1. Moet elke leerling voor elk vak gemotiveerd zijn?
Maarten Vansteenkiste: “Nee, dat hoeft niet. Maar ook leerlingen die niet meteen enthousiast of intrinsiek gemotiveerd zijn voor je vak, kan je toch proberen te motiveren. Door de relevantie, nutswaarde en persoonlijke betekenis van de leerstof zo groot mogelijk te maken.”

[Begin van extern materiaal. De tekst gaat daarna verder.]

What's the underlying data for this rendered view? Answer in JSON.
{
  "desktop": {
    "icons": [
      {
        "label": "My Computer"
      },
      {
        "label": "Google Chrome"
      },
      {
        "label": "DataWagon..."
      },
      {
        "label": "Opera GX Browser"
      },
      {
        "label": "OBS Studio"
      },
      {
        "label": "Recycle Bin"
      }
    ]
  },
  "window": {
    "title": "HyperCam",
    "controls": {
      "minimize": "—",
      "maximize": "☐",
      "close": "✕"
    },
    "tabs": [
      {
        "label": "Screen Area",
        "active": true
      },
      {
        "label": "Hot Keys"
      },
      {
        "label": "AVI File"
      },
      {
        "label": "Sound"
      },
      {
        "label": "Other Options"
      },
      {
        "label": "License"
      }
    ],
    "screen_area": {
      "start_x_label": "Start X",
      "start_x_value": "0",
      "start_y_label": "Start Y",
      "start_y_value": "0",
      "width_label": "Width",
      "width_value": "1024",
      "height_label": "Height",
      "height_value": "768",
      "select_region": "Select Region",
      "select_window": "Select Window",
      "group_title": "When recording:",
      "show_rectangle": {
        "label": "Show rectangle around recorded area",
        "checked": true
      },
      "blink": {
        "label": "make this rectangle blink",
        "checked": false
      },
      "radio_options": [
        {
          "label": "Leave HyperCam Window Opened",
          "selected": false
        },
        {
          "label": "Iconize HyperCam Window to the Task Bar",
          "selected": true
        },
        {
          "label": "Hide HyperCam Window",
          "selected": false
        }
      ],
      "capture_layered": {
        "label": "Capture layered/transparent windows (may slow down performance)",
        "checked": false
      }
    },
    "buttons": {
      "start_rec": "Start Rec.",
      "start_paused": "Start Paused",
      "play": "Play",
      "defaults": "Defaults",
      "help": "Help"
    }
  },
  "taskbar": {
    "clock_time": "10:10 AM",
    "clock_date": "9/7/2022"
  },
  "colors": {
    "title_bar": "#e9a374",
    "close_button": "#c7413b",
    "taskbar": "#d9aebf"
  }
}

“Koppel daarom je les aan de leefwereld van de kinderen. Geef niet zelf de theorie over fairtrade of economie, maar haal een lokale boer voor de klas die vertelt hoe hij appels teelt of een fietsenmaker uit de buurt die uitlegt hoe hij zijn zaak runt. Probeer een thema te concretiseren en waardevol te maken voor de leerlingen, bijvoorbeeld door te vertrekken van een probleem dat de ze zelf ook ervaren.”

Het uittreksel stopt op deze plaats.